Originally, the purpose of Kurzarbeitergeld is to prevent unnecessary layoffs and the increase of Germany’s unemployment rate. Particularly in economic emergencies, such as the 2008 financial crisis, the program activates a subsidy for businesses to stay afloat and for the workforce to keep their jobs. Businesses are to keep records of their employees’ working hours and the Employment Agency subsidizes a portion of the net wages lost. Normally, companies can receive the work allowance for a maximum of 12 months, but due to the coronavirus pandemic, the term has extended up to 24 months, depending on certain conditions.
How does Kurzarbeitergeld fraud happen?
As we initially explained in our previous article, employers have to first register their intention to reduce hours and fill out the necessary paperwork. Based on the agreed hours, the employer pays the employees accordingly and then the employer is reimbursed by the state. Kurzarbeitergeld fraud is usually caused by the employer manipulating and underreporting their employees’ work hours. For example, while you have continued to work full-time of 40 hours per week–or even overtime hours—your employer altered the recorded timesheet to 20 hours.
When facing the economic fallout due to the pandemic, the federal government made access to Kurzarbeitergeld easier.

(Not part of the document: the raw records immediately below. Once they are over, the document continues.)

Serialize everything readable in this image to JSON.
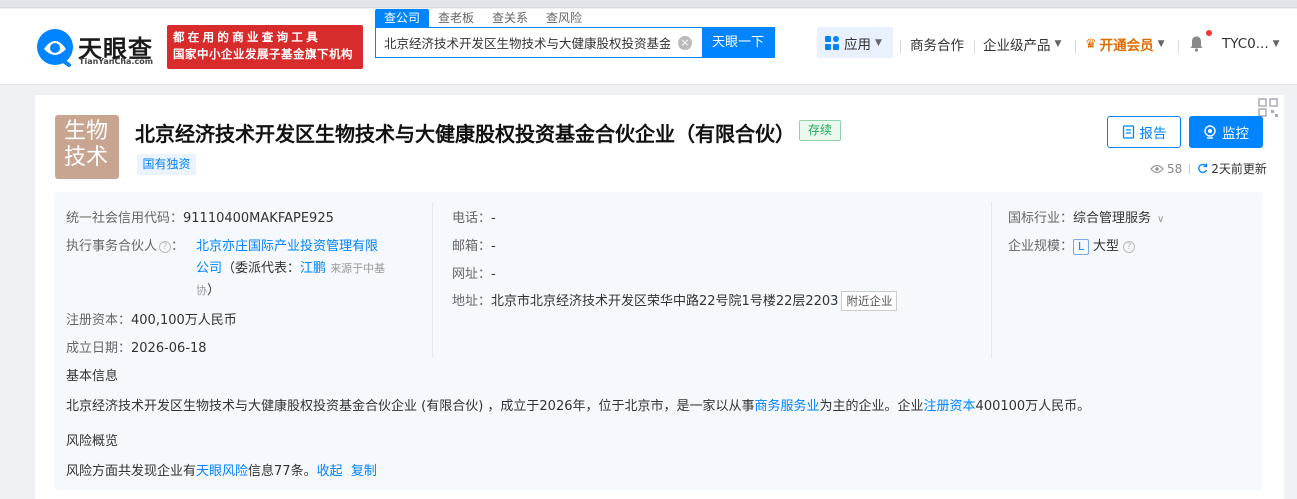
{
  "header": {
    "logo_cn": "天眼查",
    "logo_en": "TianYanCha.com",
    "promo_line1": "都在用的商业查询工具",
    "promo_line2": "国家中小企业发展子基金旗下机构",
    "tabs": [
      "查公司",
      "查老板",
      "查关系",
      "查风险"
    ],
    "search_value": "北京经济技术开发区生物技术与大健康股权投资基金合",
    "search_button": "天眼一下",
    "nav_app": "应用",
    "nav_business": "商务合作",
    "nav_enterprise": "企业级产品",
    "nav_vip": "开通会员",
    "nav_user": "TYC0..."
  },
  "company": {
    "avatar_line1": "生物",
    "avatar_line2": "技术",
    "name": "北京经济技术开发区生物技术与大健康股权投资基金合伙企业（有限合伙）",
    "status": "存续",
    "tag": "国有独资",
    "report_button": "报告",
    "monitor_button": "监控",
    "views": "58",
    "updated": "2天前更新"
  },
  "info": {
    "credit_code_label": "统一社会信用代码：",
    "credit_code": "91110400MAKFAPE925",
    "partner_label": "执行事务合伙人",
    "partner_colon": "：",
    "partner_name_1": "北京亦庄国际产业投资管理有限",
    "partner_name_2": "公司",
    "delegate_prefix": "（委派代表：",
    "delegate_name": "江鹏",
    "delegate_source_1": "来源于中基",
    "delegate_source_2": "协",
    "delegate_suffix": "）",
    "capital_label": "注册资本：",
    "capital": "400,100万人民币",
    "date_label": "成立日期：",
    "date": "2026-06-18",
    "phone_label": "电话：",
    "phone": "-",
    "email_label": "邮箱：",
    "email": "-",
    "website_label": "网址：",
    "website": "-",
    "address_label": "地址：",
    "address": "北京市北京经济技术开发区荣华中路22号院1号楼22层2203",
    "nearby": "附近企业",
    "industry_label": "国标行业：",
    "industry": "综合管理服务",
    "scale_label": "企业规模：",
    "scale_letter": "L",
    "scale": "大型"
  },
  "basic": {
    "title": "基本信息",
    "p1": "北京经济技术开发区生物技术与大健康股权投资基金合伙企业 (有限合伙) ，成立于2026年，位于北京市，是一家以从事",
    "link1": "商务服务业",
    "p2": "为主的企业。企业",
    "link2": "注册资本",
    "p3": "400100万人民币。"
  },
  "risk": {
    "title": "风险概览",
    "p1": "风险方面共发现企业有",
    "link": "天眼风险",
    "p2": "信息77条。",
    "collapse": "收起",
    "copy": "复制"
  },
  "colors": {
    "brand": "#0084ff",
    "promo": "#d82b2b",
    "vip": "#e06b00",
    "status": "#1aaa55"
  }
}
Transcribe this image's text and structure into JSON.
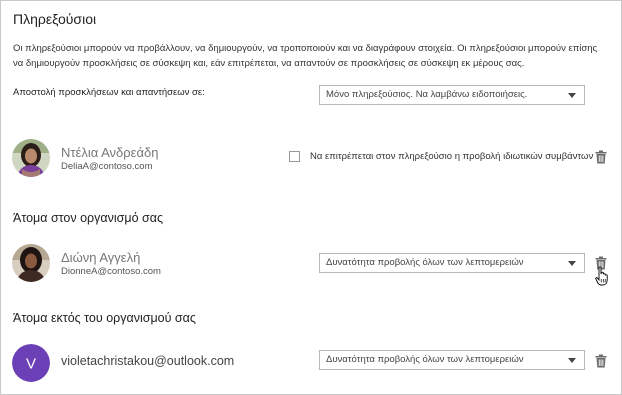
{
  "section": {
    "title": "Πληρεξούσιοι",
    "description": "Οι πληρεξούσιοι μπορούν να προβάλλουν, να δημιουργούν, να τροποποιούν και να διαγράφουν στοιχεία. Οι πληρεξούσιοι μπορούν επίσης να δημιουργούν προσκλήσεις σε σύσκεψη και, εάν επιτρέπεται, να απαντούν σε προσκλήσεις σε σύσκεψη εκ μέρους σας."
  },
  "send_invites": {
    "label": "Αποστολή προσκλήσεων και απαντήσεων σε:",
    "selected": "Μόνο πληρεξούσιος. Να λαμβάνω ειδοποιήσεις."
  },
  "delegate": {
    "name": "Ντέλια Ανδρεάδη",
    "email": "DeliaA@contoso.com",
    "private_label": "Να επιτρέπεται στον πληρεξούσιο η προβολή ιδιωτικών συμβάντων",
    "private_checked": false
  },
  "inside_org": {
    "title": "Άτομα στον οργανισμό σας",
    "person": {
      "name": "Διώνη Αγγελή",
      "email": "DionneA@contoso.com",
      "permission": "Δυνατότητα προβολής όλων των λεπτομερειών"
    }
  },
  "outside_org": {
    "title": "Άτομα εκτός του οργανισμού σας",
    "person": {
      "initial": "V",
      "email": "violetachristakou@outlook.com",
      "permission": "Δυνατότητα προβολής όλων των λεπτομερειών",
      "avatar_color": "#6b3fb5"
    }
  },
  "icons": {
    "trash": "trash-icon",
    "cursor": "hand-pointer-icon"
  }
}
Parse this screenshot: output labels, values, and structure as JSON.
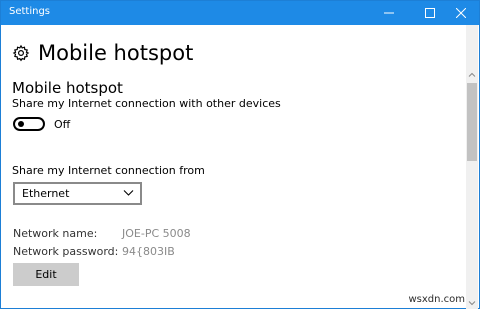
{
  "window": {
    "title": "Settings",
    "controls": [
      "minimize",
      "maximize",
      "close"
    ]
  },
  "page": {
    "title": "Mobile hotspot",
    "icon": "gear-icon"
  },
  "hotspot": {
    "section_title": "Mobile hotspot",
    "description": "Share my Internet connection with other devices",
    "toggle_state": "Off"
  },
  "connection": {
    "label": "Share my Internet connection from",
    "selected": "Ethernet"
  },
  "network": {
    "name_label": "Network name:",
    "name_value": "JOE-PC 5008",
    "password_label": "Network password:",
    "password_value": "94{803IB"
  },
  "buttons": {
    "edit_label": "Edit"
  },
  "watermark": "wsxdn.com",
  "colors": {
    "titlebar": "#1e8ae6",
    "button_bg": "#cccccc",
    "muted_text": "#8a8a8a"
  }
}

Due to the high volume of applications to the Employment Agency and internal pressure to process them quickly, it may be possible for such manipulated applications to fly under the radar. After reporting the falsified timesheets, your employer receives the subsidy without passing the benefit onto you, as well as defrauding the social security system.
The Employment Agency has assured that while fraud attempts are indeed being made, it is “not a mass phenomenon”. Regardless, the wide indications of fraud come as no surprise to us, as businesses are continuing to struggle throughout the unpopular pandemic strategy of the Bundestag. Nevertheless, we do not condone fraud of any kind and the act of fraudulent Kurzarbeitergeld applications prevents necessary subsidies from reaching employees who truly need the funds. Should employers engage in such crimes, they may face prosecution under German Subsidy Fraud Laws (§264 of the German Criminal Code, or Strafgesetzbuch – StGB), which can result in severe fines and possible prison sentences.